Quant au projet, il n’en est pas même à l’état de prototype. Pour le moment, le principal problème technique provient d’une controverse entre deux protocoles : centralisé ou décentralisé. L’approche centralisée, portée par l’État, consiste à stocker les données des utilisateurs sur un serveur commun, afin d’employer ensuite les données à des fins épidémiologiques. Dans ce cas de figure, les autorités sanitaires gardent la main sur les informations sensibles et peuvent s’en servir.
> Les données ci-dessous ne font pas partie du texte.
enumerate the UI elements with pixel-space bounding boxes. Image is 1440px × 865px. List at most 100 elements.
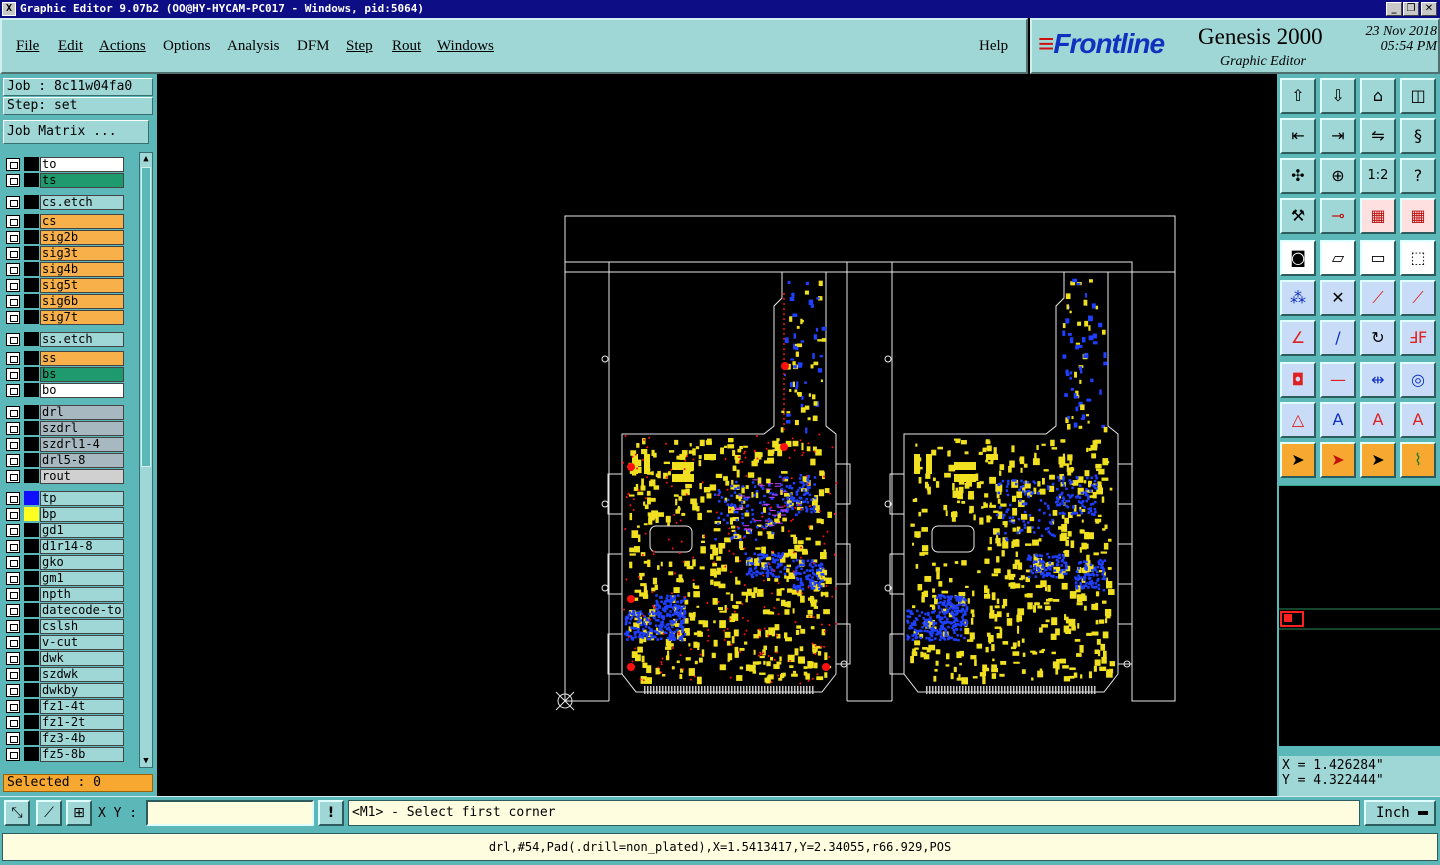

C’est ce protocole qui devait être adopté par la France et l’Allemagne, avant que certains géants de l’informatique s’immiscent dans notre politique sanitaire. En quelques mots, les modalités de fonctionnement des logiciels et des téléphones ne permettent pas à une application de fonctionner en arrière-plan de manière permanente.

Google et Apple, ennemis jurés qui possèdent à eux deux le monopole des systèmes d’exploitation et de la plupart des smartphones, se sont exceptionnellement associés pour proposer aux gouvernements une approche décentralisée, la seule qu’ils rendront compatibles avec leurs technologies : l’historique des contacts ne pourra dans ce cas être enregistré que dans le téléphone de l’utilisateur.

Incapables de développer une application sans leur aide, l’Allemagne et la Suisse ont déjà cédé au protocole décentralisé exigé par Google et Apple, qui auront par la suite la possibilité de récupérer les données conservées dans les téléphones, ce qui n’est pas un hasard. De son côté, la France résiste, mais sa souveraineté est nettement remise en question.

C’est ce qui pourrait expliquer que le débat et le vote à l’Assemblée aient été reportés. Face aux problèmes techniques et à la multiplicité des acteurs en jeu, tout porte à croire que l’application ne sera pas prête le 11 mai prochain, jour prévu de déconfinement. Et c’est peut-être tant mieux.